Is weed still legal for tourists in Amsterdam?
I have heard it's not legal starting from 2013. I also heard they postponed applying this?
So what's the deal? Allowed or not?
I just left Amsterdam 2 days ago and as of May 2013, weed is extremely "tolerated." Currently as a foreigner you can go into any coffee shop and buy up to 5g and a nice cup of tea to sit and enjoy. Amsterdam Questions Answered - Weed and Prostitution
Really it's a little more than that. Illegal but not prosecuted is the way it is in Germany (per decision of the federal constitutional court) and many other countries (often with a great latitude left to individual police officers). In the Netherlands, there is indeed a statute forbidding cannabis in principle but there are also official instructions (*aanwijzing*) from the public prosecution service explicitly allowing the trade soft drugs under certain conditions and towns issue licenses for coffeeshops. That should count for something in understanding what is “legal”.
- 8 years ago
It has always been illegal and people have been arrested for smoking it in the open. I always love the faces of the tourists being arrested at Schiphol airport or in front of the Central station in Amsterdam for smoking weed. It is a global misconception that in Amsterdam it is as free as smoking cigarettes on the street. The principle has always been, what is called "Gedogen", which means that it is tolerated as long as you don't use it in the open and don't create annoyances. It is the Dutch way of dealing with social problems. It is similar to the so-called "afwerkplekken" for street prostitution. These are designated area's where street prostitution is tolerated. When ever there is a social problem that is hard to eradicate, the Dutch approach is encapsulate it in known zones, relieving other area's from problems related to that social problem.

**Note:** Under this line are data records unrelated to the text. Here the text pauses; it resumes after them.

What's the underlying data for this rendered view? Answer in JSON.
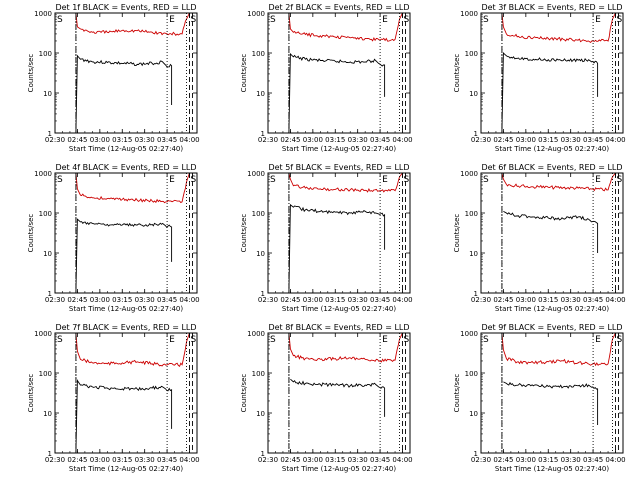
{
  "figure": {
    "xlabel": "Start Time (12-Aug-05 02:27:40)",
    "ylabel": "Counts/sec",
    "x_tick_labels": [
      "02:30",
      "02:45",
      "03:00",
      "03:15",
      "03:30",
      "03:45",
      "04:00"
    ],
    "y_tick_labels": [
      "1",
      "10",
      "100",
      "1000"
    ],
    "markers": {
      "start": "S",
      "end": "E",
      "saa": "S"
    },
    "colors": {
      "events": "#000000",
      "lld": "#cc0000",
      "axes": "#000000"
    }
  },
  "chart_data": [
    {
      "type": "line",
      "title": "Det 1f BLACK = Events, RED = LLD",
      "xlim": [
        "02:30",
        "04:05"
      ],
      "ylim": [
        1,
        1000
      ],
      "yscale": "log",
      "x_ticks": [
        "02:30",
        "02:45",
        "03:00",
        "03:15",
        "03:30",
        "03:45",
        "04:00"
      ],
      "vlines": {
        "dashdot": [
          "02:44"
        ],
        "dotted": [
          "02:44",
          "03:45",
          "03:58"
        ],
        "dashed": [
          "04:00",
          "04:02"
        ]
      },
      "series": [
        {
          "name": "Events",
          "color": "#000000",
          "x": [
            "02:44",
            "02:45",
            "02:47",
            "02:55",
            "03:05",
            "03:15",
            "03:25",
            "03:35",
            "03:42",
            "03:44",
            "03:48",
            "03:48"
          ],
          "y": [
            1,
            85,
            70,
            60,
            58,
            55,
            52,
            55,
            60,
            50,
            48,
            5
          ]
        },
        {
          "name": "LLD",
          "color": "#cc0000",
          "x": [
            "02:44",
            "02:45",
            "02:47",
            "02:55",
            "03:05",
            "03:15",
            "03:25",
            "03:35",
            "03:45",
            "03:55",
            "03:58",
            "04:00"
          ],
          "y": [
            1000,
            450,
            400,
            330,
            330,
            370,
            360,
            330,
            300,
            300,
            700,
            1000
          ]
        }
      ]
    },
    {
      "type": "line",
      "title": "Det 2f BLACK = Events, RED = LLD",
      "xlim": [
        "02:30",
        "04:05"
      ],
      "ylim": [
        1,
        1000
      ],
      "yscale": "log",
      "x_ticks": [
        "02:30",
        "02:45",
        "03:00",
        "03:15",
        "03:30",
        "03:45",
        "04:00"
      ],
      "vlines": {
        "dashdot": [
          "02:44"
        ],
        "dotted": [
          "02:44",
          "03:45",
          "03:58"
        ],
        "dashed": [
          "04:00",
          "04:02"
        ]
      },
      "series": [
        {
          "name": "Events",
          "color": "#000000",
          "x": [
            "02:44",
            "02:45",
            "02:47",
            "02:55",
            "03:05",
            "03:15",
            "03:25",
            "03:35",
            "03:42",
            "03:44",
            "03:48",
            "03:48"
          ],
          "y": [
            1,
            95,
            80,
            70,
            65,
            62,
            60,
            60,
            65,
            55,
            50,
            8
          ]
        },
        {
          "name": "LLD",
          "color": "#cc0000",
          "x": [
            "02:44",
            "02:45",
            "02:47",
            "02:55",
            "03:05",
            "03:15",
            "03:25",
            "03:35",
            "03:45",
            "03:55",
            "03:58",
            "04:00"
          ],
          "y": [
            1000,
            400,
            330,
            290,
            270,
            250,
            240,
            230,
            210,
            220,
            700,
            1000
          ]
        }
      ]
    },
    {
      "type": "line",
      "title": "Det 3f BLACK = Events, RED = LLD",
      "xlim": [
        "02:30",
        "04:05"
      ],
      "ylim": [
        1,
        1000
      ],
      "yscale": "log",
      "x_ticks": [
        "02:30",
        "02:45",
        "03:00",
        "03:15",
        "03:30",
        "03:45",
        "04:00"
      ],
      "vlines": {
        "dashdot": [
          "02:44"
        ],
        "dotted": [
          "02:44",
          "03:45",
          "03:58"
        ],
        "dashed": [
          "04:00",
          "04:02"
        ]
      },
      "series": [
        {
          "name": "Events",
          "color": "#000000",
          "x": [
            "02:44",
            "02:45",
            "02:47",
            "02:55",
            "03:05",
            "03:15",
            "03:25",
            "03:35",
            "03:42",
            "03:44",
            "03:48",
            "03:48"
          ],
          "y": [
            1,
            100,
            85,
            75,
            70,
            68,
            65,
            66,
            68,
            60,
            55,
            8
          ]
        },
        {
          "name": "LLD",
          "color": "#cc0000",
          "x": [
            "02:44",
            "02:45",
            "02:47",
            "02:55",
            "03:05",
            "03:15",
            "03:25",
            "03:35",
            "03:45",
            "03:55",
            "03:58",
            "04:00"
          ],
          "y": [
            1000,
            450,
            300,
            260,
            240,
            230,
            220,
            210,
            200,
            200,
            700,
            1000
          ]
        }
      ]
    },
    {
      "type": "line",
      "title": "Det 4f BLACK = Events, RED = LLD",
      "xlim": [
        "02:30",
        "04:05"
      ],
      "ylim": [
        1,
        1000
      ],
      "yscale": "log",
      "x_ticks": [
        "02:30",
        "02:45",
        "03:00",
        "03:15",
        "03:30",
        "03:45",
        "04:00"
      ],
      "vlines": {
        "dashdot": [
          "02:44"
        ],
        "dotted": [
          "02:44",
          "03:45",
          "03:58"
        ],
        "dashed": [
          "04:00",
          "04:02"
        ]
      },
      "series": [
        {
          "name": "Events",
          "color": "#000000",
          "x": [
            "02:44",
            "02:45",
            "02:47",
            "02:55",
            "03:05",
            "03:15",
            "03:25",
            "03:35",
            "03:42",
            "03:44",
            "03:48",
            "03:48"
          ],
          "y": [
            1,
            70,
            60,
            55,
            52,
            50,
            50,
            52,
            55,
            48,
            45,
            6
          ]
        },
        {
          "name": "LLD",
          "color": "#cc0000",
          "x": [
            "02:44",
            "02:45",
            "02:47",
            "02:55",
            "03:05",
            "03:15",
            "03:25",
            "03:35",
            "03:45",
            "03:55",
            "03:58",
            "04:00"
          ],
          "y": [
            1000,
            400,
            280,
            240,
            230,
            220,
            210,
            200,
            190,
            190,
            600,
            1000
          ]
        }
      ]
    },
    {
      "type": "line",
      "title": "Det 5f BLACK = Events, RED = LLD",
      "xlim": [
        "02:30",
        "04:05"
      ],
      "ylim": [
        1,
        1000
      ],
      "yscale": "log",
      "x_ticks": [
        "02:30",
        "02:45",
        "03:00",
        "03:15",
        "03:30",
        "03:45",
        "04:00"
      ],
      "vlines": {
        "dashdot": [
          "02:44"
        ],
        "dotted": [
          "02:44",
          "03:45",
          "03:58"
        ],
        "dashed": [
          "04:00",
          "04:02"
        ]
      },
      "series": [
        {
          "name": "Events",
          "color": "#000000",
          "x": [
            "02:44",
            "02:45",
            "02:47",
            "02:55",
            "03:05",
            "03:15",
            "03:25",
            "03:35",
            "03:42",
            "03:44",
            "03:48",
            "03:48"
          ],
          "y": [
            1,
            160,
            140,
            120,
            110,
            105,
            100,
            110,
            100,
            95,
            90,
            12
          ]
        },
        {
          "name": "LLD",
          "color": "#cc0000",
          "x": [
            "02:44",
            "02:45",
            "02:47",
            "02:55",
            "03:05",
            "03:15",
            "03:25",
            "03:35",
            "03:45",
            "03:55",
            "03:58",
            "04:00"
          ],
          "y": [
            1000,
            700,
            480,
            420,
            400,
            390,
            380,
            370,
            360,
            360,
            800,
            1000
          ]
        }
      ]
    },
    {
      "type": "line",
      "title": "Det 6f BLACK = Events, RED = LLD",
      "xlim": [
        "02:30",
        "04:05"
      ],
      "ylim": [
        1,
        1000
      ],
      "yscale": "log",
      "x_ticks": [
        "02:30",
        "02:45",
        "03:00",
        "03:15",
        "03:30",
        "03:45",
        "04:00"
      ],
      "vlines": {
        "dashdot": [
          "02:44"
        ],
        "dotted": [
          "02:44",
          "03:45",
          "03:58"
        ],
        "dashed": [
          "04:00",
          "04:02"
        ]
      },
      "series": [
        {
          "name": "Events",
          "color": "#000000",
          "x": [
            "02:45",
            "02:47",
            "02:55",
            "03:05",
            "03:15",
            "03:25",
            "03:35",
            "03:42",
            "03:44",
            "03:48",
            "03:48"
          ],
          "y": [
            110,
            100,
            85,
            80,
            75,
            72,
            80,
            70,
            60,
            55,
            10
          ]
        },
        {
          "name": "LLD",
          "color": "#cc0000",
          "x": [
            "02:44",
            "02:45",
            "02:47",
            "02:55",
            "03:05",
            "03:15",
            "03:25",
            "03:35",
            "03:45",
            "03:55",
            "03:58",
            "04:00"
          ],
          "y": [
            1000,
            700,
            520,
            470,
            450,
            440,
            430,
            420,
            400,
            380,
            800,
            1000
          ]
        }
      ]
    },
    {
      "type": "line",
      "title": "Det 7f BLACK = Events, RED = LLD",
      "xlim": [
        "02:30",
        "04:05"
      ],
      "ylim": [
        1,
        1000
      ],
      "yscale": "log",
      "x_ticks": [
        "02:30",
        "02:45",
        "03:00",
        "03:15",
        "03:30",
        "03:45",
        "04:00"
      ],
      "vlines": {
        "dashdot": [
          "02:44"
        ],
        "dotted": [
          "02:44",
          "03:45",
          "03:58"
        ],
        "dashed": [
          "04:00",
          "04:02"
        ]
      },
      "series": [
        {
          "name": "Events",
          "color": "#000000",
          "x": [
            "02:44",
            "02:45",
            "02:47",
            "02:55",
            "03:05",
            "03:15",
            "03:25",
            "03:35",
            "03:42",
            "03:44",
            "03:48",
            "03:48"
          ],
          "y": [
            1,
            65,
            50,
            45,
            42,
            40,
            40,
            42,
            45,
            40,
            38,
            4
          ]
        },
        {
          "name": "LLD",
          "color": "#cc0000",
          "x": [
            "02:44",
            "02:45",
            "02:47",
            "02:55",
            "03:05",
            "03:15",
            "03:25",
            "03:35",
            "03:45",
            "03:55",
            "03:58",
            "04:00"
          ],
          "y": [
            1000,
            350,
            220,
            180,
            170,
            180,
            190,
            170,
            160,
            160,
            600,
            1000
          ]
        }
      ]
    },
    {
      "type": "line",
      "title": "Det 8f BLACK = Events, RED = LLD",
      "xlim": [
        "02:30",
        "04:05"
      ],
      "ylim": [
        1,
        1000
      ],
      "yscale": "log",
      "x_ticks": [
        "02:30",
        "02:45",
        "03:00",
        "03:15",
        "03:30",
        "03:45",
        "04:00"
      ],
      "vlines": {
        "dashdot": [
          "02:44"
        ],
        "dotted": [
          "02:44",
          "03:45",
          "03:58"
        ],
        "dashed": [
          "04:00",
          "04:02"
        ]
      },
      "series": [
        {
          "name": "Events",
          "color": "#000000",
          "x": [
            "02:45",
            "02:47",
            "02:55",
            "03:05",
            "03:15",
            "03:25",
            "03:35",
            "03:42",
            "03:44",
            "03:48",
            "03:48"
          ],
          "y": [
            70,
            60,
            55,
            52,
            50,
            48,
            50,
            52,
            45,
            42,
            8
          ]
        },
        {
          "name": "LLD",
          "color": "#cc0000",
          "x": [
            "02:44",
            "02:45",
            "02:47",
            "02:55",
            "03:05",
            "03:15",
            "03:25",
            "03:35",
            "03:45",
            "03:55",
            "03:58",
            "04:00"
          ],
          "y": [
            1000,
            400,
            270,
            230,
            220,
            230,
            240,
            220,
            200,
            210,
            700,
            1000
          ]
        }
      ]
    },
    {
      "type": "line",
      "title": "Det 9f BLACK = Events, RED = LLD",
      "xlim": [
        "02:30",
        "04:05"
      ],
      "ylim": [
        1,
        1000
      ],
      "yscale": "log",
      "x_ticks": [
        "02:30",
        "02:45",
        "03:00",
        "03:15",
        "03:30",
        "03:45",
        "04:00"
      ],
      "vlines": {
        "dashdot": [
          "02:44"
        ],
        "dotted": [
          "02:44",
          "03:45",
          "03:58"
        ],
        "dashed": [
          "04:00",
          "04:02"
        ]
      },
      "series": [
        {
          "name": "Events",
          "color": "#000000",
          "x": [
            "02:45",
            "02:47",
            "02:55",
            "03:05",
            "03:15",
            "03:25",
            "03:35",
            "03:42",
            "03:44",
            "03:48",
            "03:48"
          ],
          "y": [
            60,
            55,
            50,
            48,
            46,
            45,
            48,
            50,
            44,
            40,
            5
          ]
        },
        {
          "name": "LLD",
          "color": "#cc0000",
          "x": [
            "02:44",
            "02:45",
            "02:47",
            "02:55",
            "03:05",
            "03:15",
            "03:25",
            "03:35",
            "03:45",
            "03:55",
            "03:58",
            "04:00"
          ],
          "y": [
            1000,
            380,
            230,
            190,
            180,
            190,
            200,
            180,
            170,
            170,
            700,
            1000
          ]
        }
      ]
    }
  ]
}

In the seventies the Dutch government introduced so called "coffeeshops", which are designated establishments where cannabis use is tolerated. Again recognize the difference between tolerated and allowed.
What has changed recently is the legal status for these coffeeshops. They are now only allowed as a member-only organization for local residents. To get access to a coffeeshop you need to register as a member providing proof you live in the same city. The change of this regulation was guided by the pressure from Belgium and Germany. Border cities like Maastricht, Roosendaal, Terneuzen were like magnets to weed smokers from France, Belgium and Germany, causing problems in those cities and the surrounding countries. This was the reason behind introducing the member-only requirement for coffeeshops. This is also why the weed-pass as it is informally called was first introduced in the border regions and later imposed on other cities like Amsterdam. As Mark already said, again some cities like Amsterdam chose not to spent resources on enforcing this. Border cities did introduce the legislation to require the member-only status of coffeeshops, with the effect that most coffeeshops did close.
In the American idiom, "Don't ask, don't tell." But it seems like if you "tell," you will be arrested.